Financial Services and Markets Appendices to the Minutes of Evidence


ANNEX 1

OUTDATED SECTIONS OF LLOYD'S ACT (1982)

  1. Divestment: s10-12. The divestment provisions contained in the Act prohibit the cross ownership of Lloyd's Brokers, who bring the business to the market, and managing agents who employ the active underwriter who accepts the insurance risk on behalf of the capital for whom the managing agent acts. This restriction was incorporated in the Act as a protection for the individual member of the Society whose interests might have been harmed by such a relationship. With the introduction of corporate capital there has been a rapid movement towards the alignment of managing agents and the capital for which they underwrite. This trend will result in these restrictions becoming irrelevant since the members they were designed to protect are under common ownership with the managing agent. As many businesses in the insurance industry integrate vertically to secure their distribution networks, and new participants enter the industry unhampered by such restrictions, Lloyd's ability to compete is reduced.

  2. Exclusivity of Lloyds Brokers: s8(3). The requirement that all insurance transactions at Lloyd's, whether risks being underwritten in the market or outgoing reinsurance, should be passed through a Lloyd's Broker places those underwriting at Lloyd's at a unique commercial disadvantage. All other insurers are at liberty to freely choose the intermediaries they use or, as is increasingly common, deal directly with the assured. At a time when distribution is a key competitive issue for the Lloyd's market this restriction in the Act greatly reduces the Lloyd's market's ability to keep pace with international developments. The Council's ability to relax the requirements is limited.

  An additional problem is that the existence of an approved group of intermediaries, Lloyd's Brokers, imports the need to police and regulate them. This contrasts with Her Majesty's Government's decision not to yield to pressure for statutory regulations of other insurance brokers.

  3. Underwriting through an agent: s8(2). The Act requires that all underwriting should be undertaken through the medium of an underwriting agent.

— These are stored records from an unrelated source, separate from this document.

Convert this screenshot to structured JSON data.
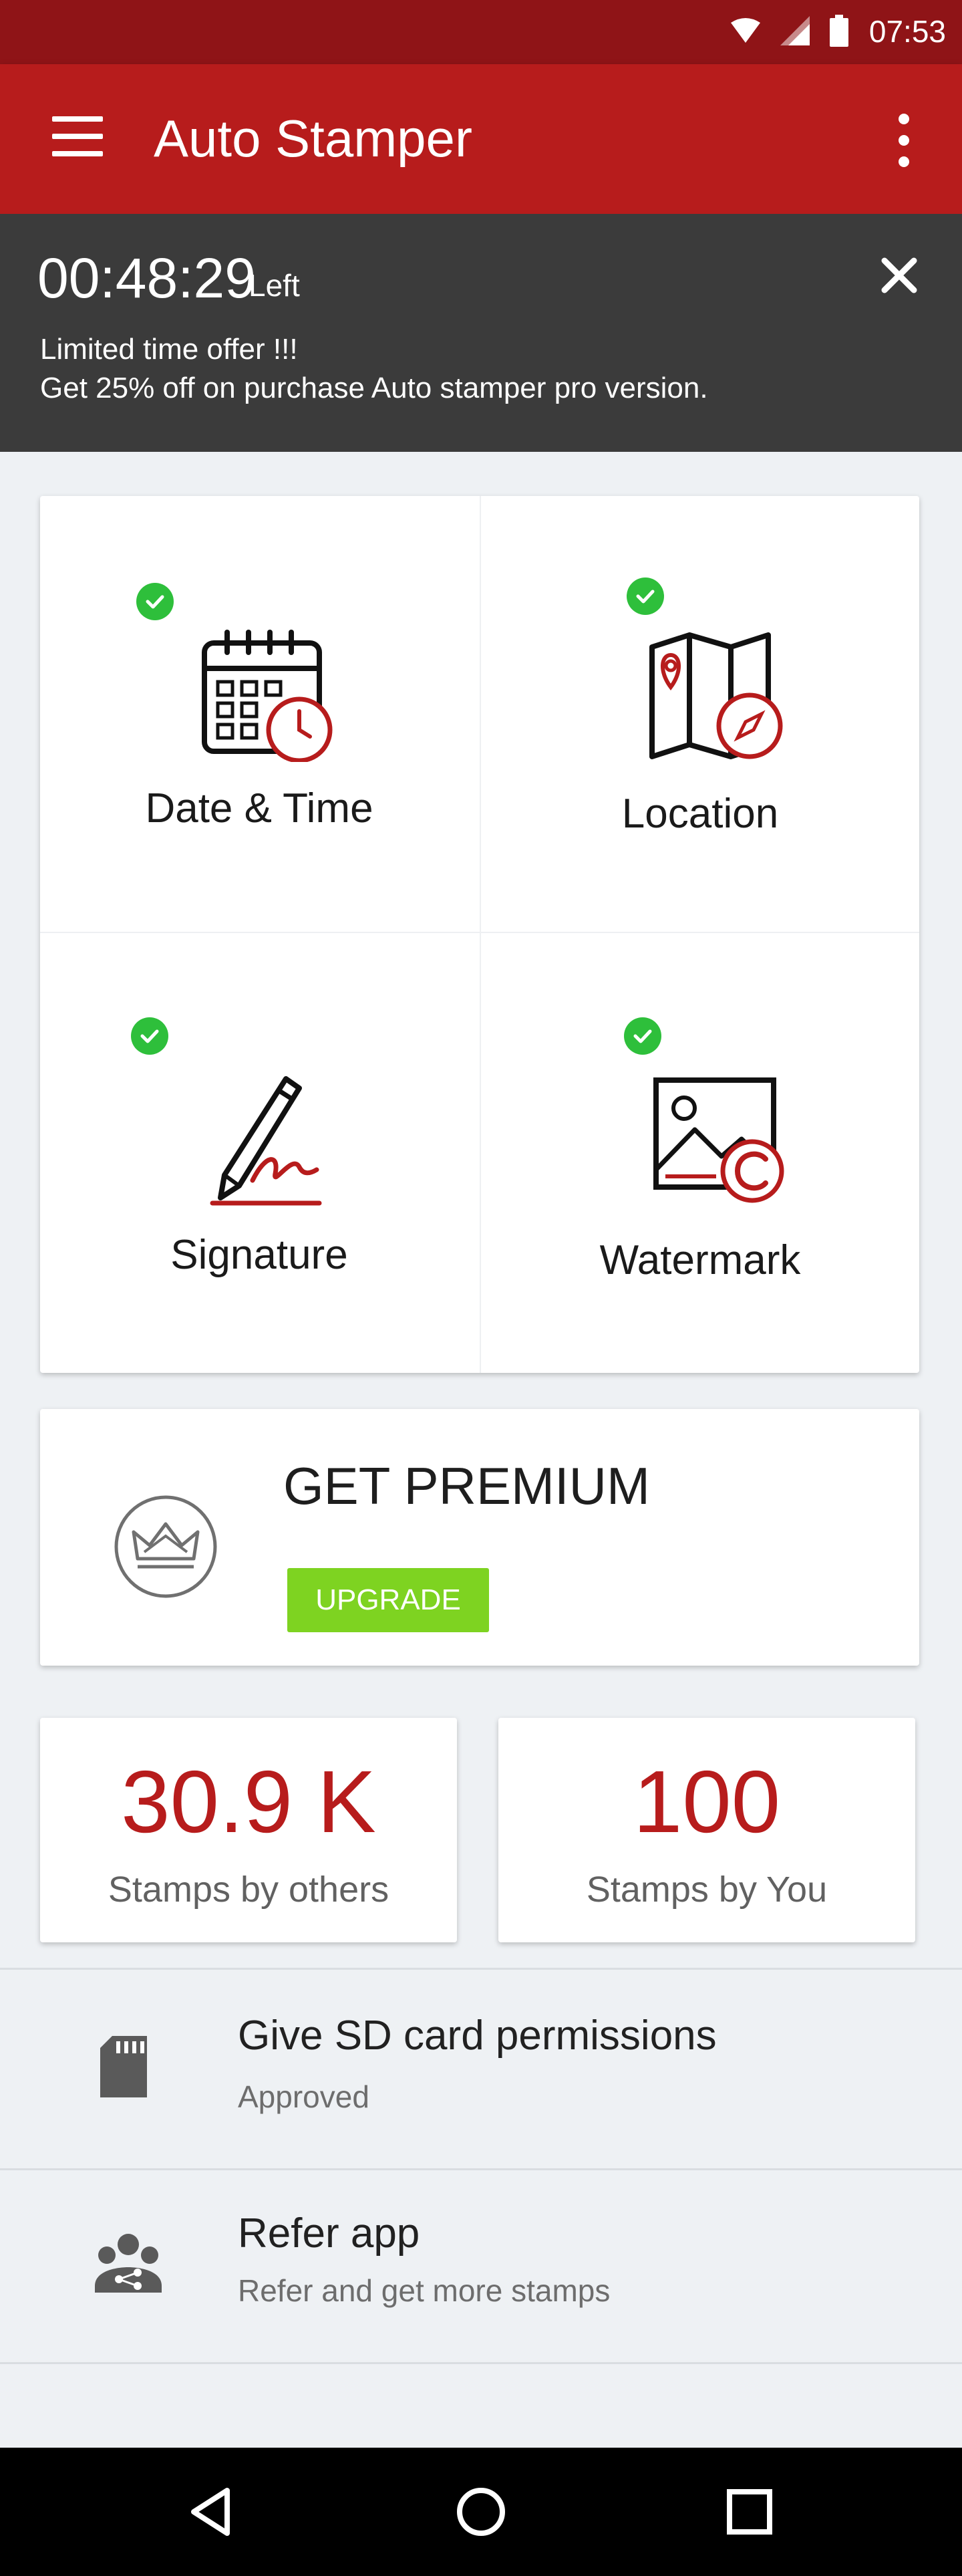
{
  "status_bar": {
    "time": "07:53",
    "icons": [
      "wifi-icon",
      "signal-icon",
      "battery-icon"
    ]
  },
  "app_bar": {
    "title": "Auto Stamper",
    "menu_icon": "hamburger-menu-icon",
    "more_icon": "more-vert-icon"
  },
  "offer": {
    "countdown": "00:48:29",
    "countdown_suffix": "Left",
    "line1": "Limited time offer !!!",
    "line2": "Get 25% off on purchase Auto stamper pro version."
  },
  "features": [
    {
      "label": "Date & Time",
      "icon": "calendar-clock-icon",
      "enabled": true
    },
    {
      "label": "Location",
      "icon": "map-compass-icon",
      "enabled": true
    },
    {
      "label": "Signature",
      "icon": "pen-signature-icon",
      "enabled": true
    },
    {
      "label": "Watermark",
      "icon": "image-copyright-icon",
      "enabled": true
    }
  ],
  "premium": {
    "title": "GET PREMIUM",
    "button": "UPGRADE",
    "icon": "crown-icon"
  },
  "stats": [
    {
      "value": "30.9 K",
      "caption": "Stamps by others"
    },
    {
      "value": "100",
      "caption": "Stamps by You"
    }
  ],
  "list": [
    {
      "title": "Give SD card permissions",
      "subtitle": "Approved",
      "icon": "sd-card-icon"
    },
    {
      "title": "Refer app",
      "subtitle": "Refer and get more stamps",
      "icon": "share-group-icon"
    }
  ],
  "colors": {
    "primary": "#b71c1c",
    "status_bar": "#8f1417",
    "banner": "#3b3b3b",
    "check": "#2ebf3b",
    "upgrade": "#7ed321"
  },
  "nav_bar": {
    "buttons": [
      "back-icon",
      "home-icon",
      "recents-icon"
    ]
  }
}
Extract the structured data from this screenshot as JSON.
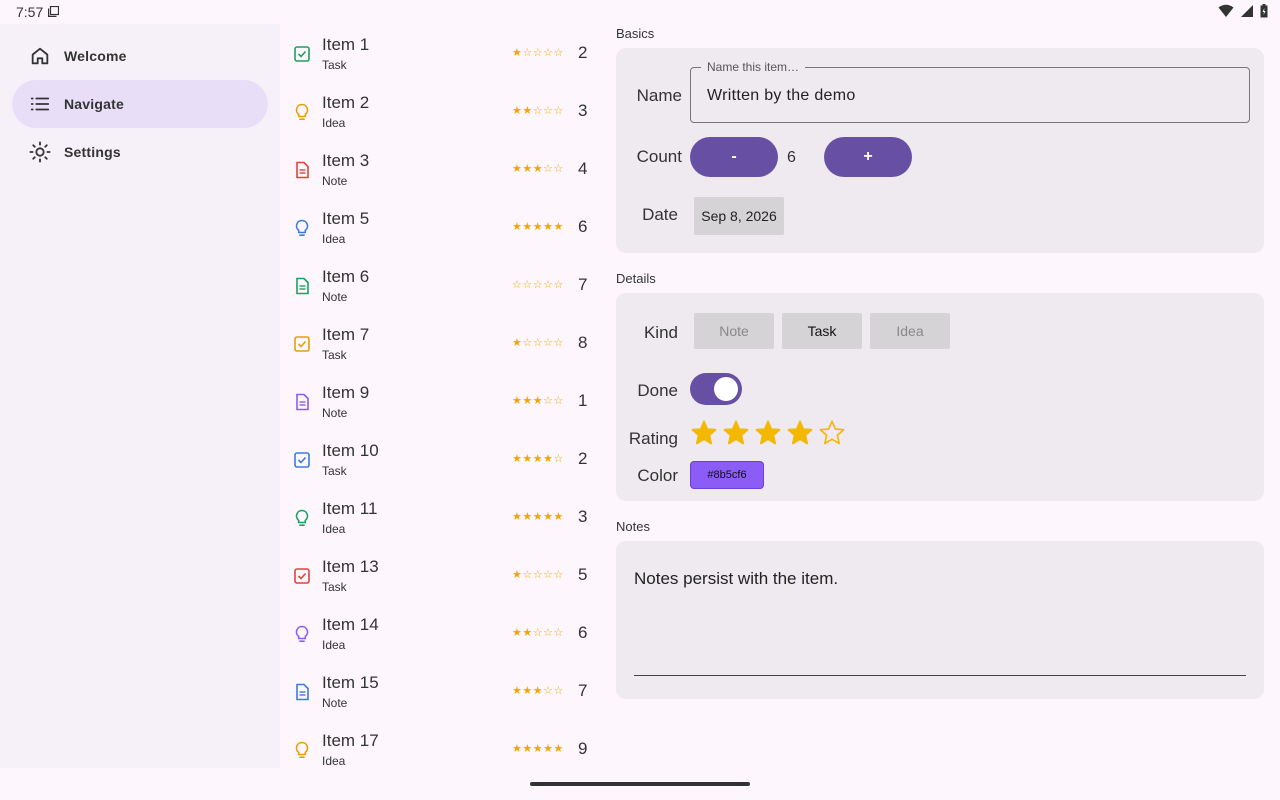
{
  "status_bar": {
    "time": "7:57"
  },
  "nav": {
    "items": [
      {
        "label": "Welcome",
        "icon": "home-icon"
      },
      {
        "label": "Navigate",
        "icon": "list-icon",
        "active": true
      },
      {
        "label": "Settings",
        "icon": "sun-icon"
      }
    ]
  },
  "list": {
    "items": [
      {
        "title": "Item 1",
        "kind": "Task",
        "stars": "★☆☆☆☆",
        "num": "2",
        "color": "#1aa260"
      },
      {
        "title": "Item 2",
        "kind": "Idea",
        "stars": "★★☆☆☆",
        "num": "3",
        "color": "#e6a100"
      },
      {
        "title": "Item 3",
        "kind": "Note",
        "stars": "★★★☆☆",
        "num": "4",
        "color": "#e0443a"
      },
      {
        "title": "Item 5",
        "kind": "Idea",
        "stars": "★★★★★",
        "num": "6",
        "color": "#3b7be0"
      },
      {
        "title": "Item 6",
        "kind": "Note",
        "stars": "☆☆☆☆☆",
        "num": "7",
        "color": "#1aa260"
      },
      {
        "title": "Item 7",
        "kind": "Task",
        "stars": "★☆☆☆☆",
        "num": "8",
        "color": "#e6a100"
      },
      {
        "title": "Item 9",
        "kind": "Note",
        "stars": "★★★☆☆",
        "num": "1",
        "color": "#8b5cf6"
      },
      {
        "title": "Item 10",
        "kind": "Task",
        "stars": "★★★★☆",
        "num": "2",
        "color": "#3b7be0"
      },
      {
        "title": "Item 11",
        "kind": "Idea",
        "stars": "★★★★★",
        "num": "3",
        "color": "#1aa260"
      },
      {
        "title": "Item 13",
        "kind": "Task",
        "stars": "★☆☆☆☆",
        "num": "5",
        "color": "#e0443a"
      },
      {
        "title": "Item 14",
        "kind": "Idea",
        "stars": "★★☆☆☆",
        "num": "6",
        "color": "#8b5cf6"
      },
      {
        "title": "Item 15",
        "kind": "Note",
        "stars": "★★★☆☆",
        "num": "7",
        "color": "#3b7be0"
      },
      {
        "title": "Item 17",
        "kind": "Idea",
        "stars": "★★★★★",
        "num": "9",
        "color": "#e6a100"
      }
    ]
  },
  "basics": {
    "section_label": "Basics",
    "name_label": "Name",
    "name_field_label": "Name this item…",
    "name_value": "Written by the demo",
    "count_label": "Count",
    "minus_label": "-",
    "plus_label": "+",
    "count_value": "6",
    "date_label": "Date",
    "date_value": "Sep 8, 2026"
  },
  "details": {
    "section_label": "Details",
    "kind_label": "Kind",
    "kind_options": [
      "Note",
      "Task",
      "Idea"
    ],
    "kind_selected": "Task",
    "done_label": "Done",
    "done_value": true,
    "rating_label": "Rating",
    "rating_value": 4,
    "rating_max": 5,
    "color_label": "Color",
    "color_value": "#8b5cf6"
  },
  "notes": {
    "section_label": "Notes",
    "text": "Notes persist with the item."
  },
  "colors": {
    "accent": "#6750a4",
    "nav_active": "#e8def8",
    "star": "#f5b800"
  }
}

This was a sensible precaution when the membership of the Society was exclusively composed of individual members, few of whom were insurance professionals. However now this requirement has no relevance for those units at Lloyd's who have simplified and modernised their structures by full alignment with the capital for which they underwrite. The Act requirement produces unnecessarily complicated arrangements, which are expensive for those who have to operate them and potentially embarrassing for those responsible for their policing.